Title: The Shadowglass
Series: The Bone Witch Trilogy
Author: Rin Chupeco
Genre: Young Adult, fantasy
Publisher: Sourcebooks Fire
In the highly anticipated finale to the Bone Witch trilogy, Tea’s life – and the fate of the kingdoms – hangs in the balance.
Tea is a bone witch with the dark magic needed to raise the dead. She has used this magic to breathe life into those she has loved and lost… and those who would join her army against the deceitful royals. But Tea’s quest to conjure a shadowglass – to achieve immortality for the one person she loves most in the world – threatens to consume her heart.
Tea’s black heartsglass only grows darker with each new betrayal. And when she is left with new blood on her hands, Tea must answer to a power greater than the elder asha or even her conscience…
The only reason it took me so long to get to this finale is because I was certain it was going to hurt me. Considering the way the author set up her world, her characters, I was 100% certain about it.
And I was right!
I don’t think there was a moment where I could breathe as I was reading. My heart was racing, I was so annoyed every time I had to put the book down and pay attention to real life. This was everything I wanted in a finale, because we got our answers as to what happened to Tea, what happened to her group of friends, and what answers they were!
I love that it was not a contrite reason for Tea to fall – Tea wants answers as to how to keep bone witches living longer, and in doing so, finds conspiracies and betrayals, and finds out why the world is so unfairly skewed one way. And in this quest, begins to want to correct that. Not for herself, but for those that she cares about, for those that come after her.
And one would think this would be a slippery slope to write. One misstep and Tea would go from protagonist to antagonist, and that juxtaposition in the POVs was what made the first two books so interesting. Now we see how her character as it was in her story versus in the bard’s POV was always going to progress this way.

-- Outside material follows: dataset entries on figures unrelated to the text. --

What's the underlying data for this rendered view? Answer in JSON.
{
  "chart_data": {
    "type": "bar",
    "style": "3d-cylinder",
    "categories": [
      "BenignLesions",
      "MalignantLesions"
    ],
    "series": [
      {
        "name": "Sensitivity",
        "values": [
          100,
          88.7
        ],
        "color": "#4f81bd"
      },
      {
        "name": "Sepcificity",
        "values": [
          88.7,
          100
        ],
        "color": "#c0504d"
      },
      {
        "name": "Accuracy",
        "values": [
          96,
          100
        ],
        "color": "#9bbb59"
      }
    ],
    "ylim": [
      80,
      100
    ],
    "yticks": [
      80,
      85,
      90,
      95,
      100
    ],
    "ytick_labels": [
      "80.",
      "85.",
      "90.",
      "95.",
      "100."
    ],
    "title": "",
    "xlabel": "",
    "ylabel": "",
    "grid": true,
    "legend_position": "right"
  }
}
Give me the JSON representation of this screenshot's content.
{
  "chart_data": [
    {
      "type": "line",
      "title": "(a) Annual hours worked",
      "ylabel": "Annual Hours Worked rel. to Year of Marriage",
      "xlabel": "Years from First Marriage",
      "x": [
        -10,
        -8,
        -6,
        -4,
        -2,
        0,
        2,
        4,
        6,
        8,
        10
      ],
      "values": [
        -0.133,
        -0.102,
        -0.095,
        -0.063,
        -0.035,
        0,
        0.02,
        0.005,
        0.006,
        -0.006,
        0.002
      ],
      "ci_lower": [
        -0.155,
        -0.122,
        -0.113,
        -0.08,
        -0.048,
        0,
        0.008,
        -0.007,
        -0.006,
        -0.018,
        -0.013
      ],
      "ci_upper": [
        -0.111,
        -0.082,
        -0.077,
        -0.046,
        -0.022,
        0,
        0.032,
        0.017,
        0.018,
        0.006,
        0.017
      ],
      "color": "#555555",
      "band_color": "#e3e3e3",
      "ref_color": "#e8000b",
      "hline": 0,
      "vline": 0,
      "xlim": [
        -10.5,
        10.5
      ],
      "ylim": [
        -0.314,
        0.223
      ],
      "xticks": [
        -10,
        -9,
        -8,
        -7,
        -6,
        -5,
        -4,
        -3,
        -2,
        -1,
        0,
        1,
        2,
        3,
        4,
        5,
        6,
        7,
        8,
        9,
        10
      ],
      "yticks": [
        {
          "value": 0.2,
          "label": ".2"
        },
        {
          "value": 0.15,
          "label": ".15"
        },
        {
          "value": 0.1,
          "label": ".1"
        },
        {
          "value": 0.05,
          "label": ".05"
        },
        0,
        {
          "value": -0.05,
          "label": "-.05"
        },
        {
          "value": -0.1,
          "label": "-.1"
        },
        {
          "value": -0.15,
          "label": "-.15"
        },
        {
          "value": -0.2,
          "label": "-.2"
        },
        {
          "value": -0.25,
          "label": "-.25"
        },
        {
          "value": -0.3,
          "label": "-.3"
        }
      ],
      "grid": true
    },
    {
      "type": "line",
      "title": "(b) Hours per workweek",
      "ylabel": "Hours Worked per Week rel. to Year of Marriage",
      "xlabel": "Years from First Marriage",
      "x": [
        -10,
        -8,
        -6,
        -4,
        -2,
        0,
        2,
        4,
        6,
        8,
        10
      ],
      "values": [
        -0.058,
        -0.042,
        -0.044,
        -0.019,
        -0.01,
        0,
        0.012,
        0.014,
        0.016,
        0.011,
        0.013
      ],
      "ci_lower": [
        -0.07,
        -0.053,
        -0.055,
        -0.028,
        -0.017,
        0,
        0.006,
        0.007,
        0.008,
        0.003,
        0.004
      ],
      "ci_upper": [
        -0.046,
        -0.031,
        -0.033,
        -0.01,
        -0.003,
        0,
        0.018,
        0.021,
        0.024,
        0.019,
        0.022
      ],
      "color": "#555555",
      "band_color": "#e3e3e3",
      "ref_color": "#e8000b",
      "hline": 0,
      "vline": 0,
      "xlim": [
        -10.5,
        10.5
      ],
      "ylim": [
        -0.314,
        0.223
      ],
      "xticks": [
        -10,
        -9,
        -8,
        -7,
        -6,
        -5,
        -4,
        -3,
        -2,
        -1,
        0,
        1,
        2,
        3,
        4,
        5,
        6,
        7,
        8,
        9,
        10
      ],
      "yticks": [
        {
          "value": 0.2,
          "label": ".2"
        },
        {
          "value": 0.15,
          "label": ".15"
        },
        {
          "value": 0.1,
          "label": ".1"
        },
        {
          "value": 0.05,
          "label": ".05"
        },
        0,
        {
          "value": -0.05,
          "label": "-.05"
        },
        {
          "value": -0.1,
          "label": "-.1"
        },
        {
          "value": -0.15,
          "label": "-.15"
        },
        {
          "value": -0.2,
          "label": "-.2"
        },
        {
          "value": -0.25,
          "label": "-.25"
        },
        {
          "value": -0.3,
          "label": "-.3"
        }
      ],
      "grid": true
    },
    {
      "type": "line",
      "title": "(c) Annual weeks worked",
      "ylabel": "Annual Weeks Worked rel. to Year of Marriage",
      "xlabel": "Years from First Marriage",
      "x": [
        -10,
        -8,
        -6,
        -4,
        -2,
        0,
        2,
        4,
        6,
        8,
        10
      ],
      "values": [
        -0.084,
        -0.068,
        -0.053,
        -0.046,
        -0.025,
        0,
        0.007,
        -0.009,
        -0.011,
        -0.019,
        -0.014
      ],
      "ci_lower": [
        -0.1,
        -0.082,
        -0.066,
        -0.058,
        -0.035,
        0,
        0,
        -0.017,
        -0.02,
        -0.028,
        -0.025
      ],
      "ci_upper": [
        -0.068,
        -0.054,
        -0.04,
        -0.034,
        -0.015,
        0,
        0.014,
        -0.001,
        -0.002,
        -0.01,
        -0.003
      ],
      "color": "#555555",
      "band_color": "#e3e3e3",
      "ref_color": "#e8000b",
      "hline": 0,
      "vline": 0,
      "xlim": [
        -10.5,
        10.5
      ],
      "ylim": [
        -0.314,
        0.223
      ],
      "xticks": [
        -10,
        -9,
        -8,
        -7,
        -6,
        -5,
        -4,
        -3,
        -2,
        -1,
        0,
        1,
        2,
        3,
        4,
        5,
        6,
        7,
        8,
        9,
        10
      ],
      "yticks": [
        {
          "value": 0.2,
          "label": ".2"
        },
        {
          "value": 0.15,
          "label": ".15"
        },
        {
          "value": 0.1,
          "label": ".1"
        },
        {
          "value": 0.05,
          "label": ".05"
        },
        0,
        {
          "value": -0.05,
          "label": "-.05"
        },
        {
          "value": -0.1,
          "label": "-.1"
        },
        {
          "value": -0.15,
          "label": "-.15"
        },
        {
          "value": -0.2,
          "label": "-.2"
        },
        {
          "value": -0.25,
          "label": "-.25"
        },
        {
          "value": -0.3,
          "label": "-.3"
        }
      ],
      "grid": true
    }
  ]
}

The threads are all there, and as the pieces fall into place, you see how this was inevitable, and how you still want to root for her.

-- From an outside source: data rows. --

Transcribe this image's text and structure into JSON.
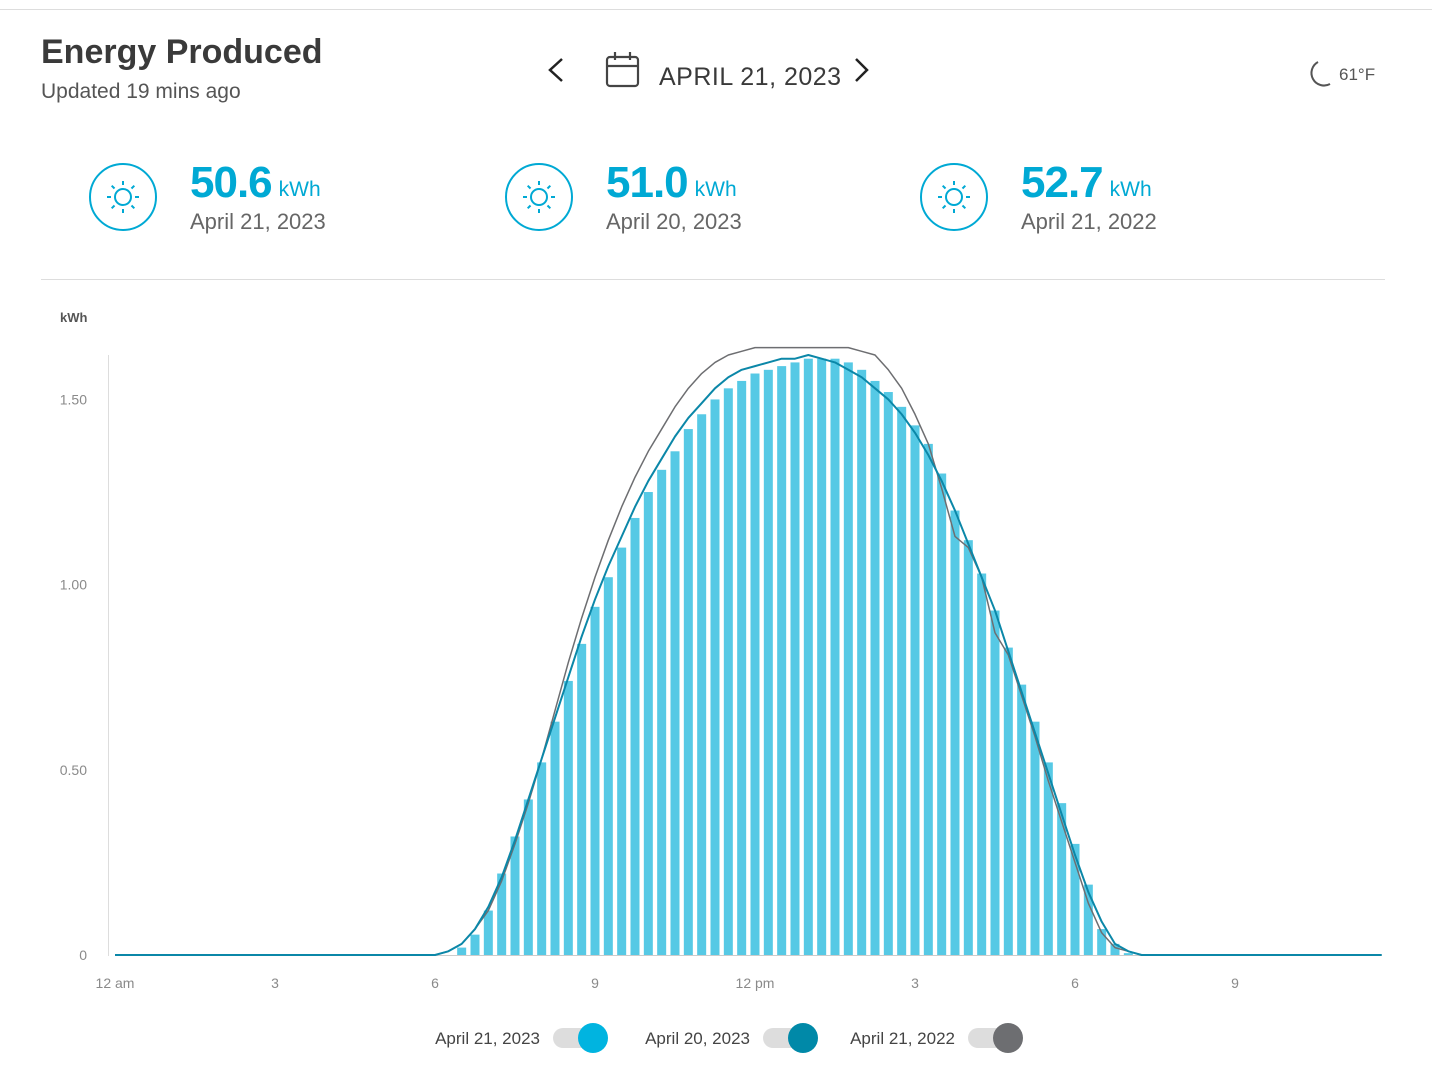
{
  "header": {
    "title": "Energy Produced",
    "subtitle": "Updated 19 mins ago",
    "date": "APRIL 21, 2023",
    "weather": "61°F"
  },
  "summary": [
    {
      "value": "50.6",
      "unit": "kWh",
      "date": "April 21, 2023"
    },
    {
      "value": "51.0",
      "unit": "kWh",
      "date": "April 20, 2023"
    },
    {
      "value": "52.7",
      "unit": "kWh",
      "date": "April 21, 2022"
    }
  ],
  "chart_data": {
    "type": "bar",
    "y_label": "kWh",
    "categories": [
      "12 am",
      null,
      null,
      null,
      null,
      null,
      null,
      null,
      null,
      null,
      null,
      null,
      "3",
      null,
      null,
      null,
      null,
      null,
      null,
      null,
      null,
      null,
      null,
      null,
      "6",
      null,
      null,
      null,
      null,
      null,
      null,
      null,
      null,
      null,
      null,
      null,
      "9",
      null,
      null,
      null,
      null,
      null,
      null,
      null,
      null,
      null,
      null,
      null,
      "12 pm",
      null,
      null,
      null,
      null,
      null,
      null,
      null,
      null,
      null,
      null,
      null,
      "3",
      null,
      null,
      null,
      null,
      null,
      null,
      null,
      null,
      null,
      null,
      null,
      "6",
      null,
      null,
      null,
      null,
      null,
      null,
      null,
      null,
      null,
      null,
      null,
      "9",
      null,
      null,
      null,
      null,
      null,
      null,
      null,
      null,
      null,
      null,
      null
    ],
    "ylim": [
      0,
      1.62
    ],
    "yticks": [
      0,
      {
        "value": 0.5,
        "label": "0.50"
      },
      {
        "value": 1,
        "label": "1.00"
      },
      {
        "value": 1.5,
        "label": "1.50"
      }
    ],
    "series": [
      {
        "name": "April 21, 2023",
        "type": "bar",
        "color": "#56c9e5",
        "toggle_color": "#00b4e0",
        "values": [
          0,
          0,
          0,
          0,
          0,
          0,
          0,
          0,
          0,
          0,
          0,
          0,
          0,
          0,
          0,
          0,
          0,
          0,
          0,
          0,
          0,
          0,
          0,
          0,
          0,
          0,
          0.02,
          0.055,
          0.12,
          0.22,
          0.32,
          0.42,
          0.52,
          0.63,
          0.74,
          0.84,
          0.94,
          1.02,
          1.1,
          1.18,
          1.25,
          1.31,
          1.36,
          1.42,
          1.46,
          1.5,
          1.53,
          1.55,
          1.57,
          1.58,
          1.59,
          1.6,
          1.61,
          1.61,
          1.61,
          1.6,
          1.58,
          1.55,
          1.52,
          1.48,
          1.43,
          1.38,
          1.3,
          1.2,
          1.12,
          1.03,
          0.93,
          0.83,
          0.73,
          0.63,
          0.52,
          0.41,
          0.3,
          0.19,
          0.07,
          0.03,
          0.005,
          0,
          0,
          0,
          0,
          0,
          0,
          0,
          0,
          0,
          0,
          0,
          0,
          0,
          0,
          0,
          0,
          0,
          0,
          0
        ]
      },
      {
        "name": "April 20, 2023",
        "type": "line",
        "color": "#0b87a8",
        "toggle_color": "#0089a8",
        "values": [
          0,
          0,
          0,
          0,
          0,
          0,
          0,
          0,
          0,
          0,
          0,
          0,
          0,
          0,
          0,
          0,
          0,
          0,
          0,
          0,
          0,
          0,
          0,
          0,
          0,
          0.01,
          0.03,
          0.07,
          0.13,
          0.21,
          0.31,
          0.42,
          0.53,
          0.64,
          0.75,
          0.86,
          0.96,
          1.05,
          1.13,
          1.21,
          1.28,
          1.34,
          1.4,
          1.45,
          1.49,
          1.53,
          1.56,
          1.58,
          1.59,
          1.6,
          1.61,
          1.61,
          1.62,
          1.61,
          1.6,
          1.58,
          1.56,
          1.53,
          1.5,
          1.46,
          1.41,
          1.35,
          1.28,
          1.2,
          1.11,
          1.02,
          0.93,
          0.82,
          0.71,
          0.6,
          0.49,
          0.38,
          0.27,
          0.17,
          0.09,
          0.03,
          0.01,
          0,
          0,
          0,
          0,
          0,
          0,
          0,
          0,
          0,
          0,
          0,
          0,
          0,
          0,
          0,
          0,
          0,
          0,
          0
        ]
      },
      {
        "name": "April 21, 2022",
        "type": "line",
        "color": "#6d6e71",
        "toggle_color": "#6d6e71",
        "values": [
          0,
          0,
          0,
          0,
          0,
          0,
          0,
          0,
          0,
          0,
          0,
          0,
          0,
          0,
          0,
          0,
          0,
          0,
          0,
          0,
          0,
          0,
          0,
          0,
          0,
          0.01,
          0.03,
          0.07,
          0.12,
          0.2,
          0.3,
          0.41,
          0.53,
          0.66,
          0.79,
          0.91,
          1.02,
          1.12,
          1.21,
          1.29,
          1.36,
          1.42,
          1.48,
          1.53,
          1.57,
          1.6,
          1.62,
          1.63,
          1.64,
          1.64,
          1.64,
          1.64,
          1.64,
          1.64,
          1.64,
          1.64,
          1.63,
          1.62,
          1.58,
          1.53,
          1.46,
          1.38,
          1.26,
          1.13,
          1.1,
          1.02,
          0.87,
          0.81,
          0.7,
          0.59,
          0.47,
          0.36,
          0.25,
          0.14,
          0.06,
          0.02,
          0.01,
          0,
          0,
          0,
          0,
          0,
          0,
          0,
          0,
          0,
          0,
          0,
          0,
          0,
          0,
          0,
          0,
          0,
          0,
          0
        ]
      }
    ]
  }
}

Tea is one of the best written characters I have ever come across, and I would die for her.
Besides Tea’s character, the threads of the story as a whole, all the little pieces and hints over the course of the two books come together in such a satisfying manner.
Was it painful? Absolutely.
Was it worth it. You bet it was.
The novel is written so masterfully, and there is not a page, not a sentence where something does not tug at your emotions. Even the betrayals we see in this book make you feel the heartbreak, the helplessness and anger and sadness. I predicted one, because of the way the story was written, the hints left on the pages, but the other I did not see coming until just a little before we got our confirmation. It was perfectly done, because the hints were there even in the first two books, but they were not obvious. And when they come together, they make so much sense.

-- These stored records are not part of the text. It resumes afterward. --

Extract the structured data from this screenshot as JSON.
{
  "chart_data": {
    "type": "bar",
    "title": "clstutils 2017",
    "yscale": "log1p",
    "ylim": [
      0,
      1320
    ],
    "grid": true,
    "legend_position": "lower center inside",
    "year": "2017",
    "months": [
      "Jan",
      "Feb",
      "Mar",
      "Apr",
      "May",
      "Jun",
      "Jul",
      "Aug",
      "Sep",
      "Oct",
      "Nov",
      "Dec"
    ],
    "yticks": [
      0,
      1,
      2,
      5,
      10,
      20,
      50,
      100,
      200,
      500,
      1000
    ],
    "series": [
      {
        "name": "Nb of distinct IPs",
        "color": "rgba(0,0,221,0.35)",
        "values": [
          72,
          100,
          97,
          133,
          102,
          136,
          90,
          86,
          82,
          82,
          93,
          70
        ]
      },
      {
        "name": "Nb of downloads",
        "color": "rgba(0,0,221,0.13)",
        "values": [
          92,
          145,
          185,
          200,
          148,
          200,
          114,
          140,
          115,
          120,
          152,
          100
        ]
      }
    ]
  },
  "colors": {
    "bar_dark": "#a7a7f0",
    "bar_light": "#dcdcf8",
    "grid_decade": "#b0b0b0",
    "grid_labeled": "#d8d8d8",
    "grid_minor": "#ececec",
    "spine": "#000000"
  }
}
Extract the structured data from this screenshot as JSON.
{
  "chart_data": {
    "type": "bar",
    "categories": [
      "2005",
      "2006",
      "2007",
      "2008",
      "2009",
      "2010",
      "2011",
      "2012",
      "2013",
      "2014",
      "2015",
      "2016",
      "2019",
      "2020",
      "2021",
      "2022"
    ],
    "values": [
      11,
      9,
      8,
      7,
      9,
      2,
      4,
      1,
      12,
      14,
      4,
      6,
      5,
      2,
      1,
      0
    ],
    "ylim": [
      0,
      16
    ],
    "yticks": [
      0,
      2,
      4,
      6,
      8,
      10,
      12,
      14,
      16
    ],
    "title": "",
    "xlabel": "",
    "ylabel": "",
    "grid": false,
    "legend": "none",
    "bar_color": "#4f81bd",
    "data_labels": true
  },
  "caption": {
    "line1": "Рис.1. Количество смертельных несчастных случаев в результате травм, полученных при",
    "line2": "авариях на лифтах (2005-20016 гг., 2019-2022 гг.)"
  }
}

Dual POVs can sometimes be annoying, but the author made Tea and the bard’s POV very distinct. And each character voice – even the secondary ones – were very established, and I love them all a lot. The relationships were fraught with layers and tension, and it was so realistically done. One can be angry with someone while loving them, after all. Emotions are messy, people are messy, and this story has never shied from that.
I am not an authority on representation, but I thought the way things were handled in regards to certain character’s developments, and other relationships was done very well.
This has quickly become one of my favourite trilogies of all time.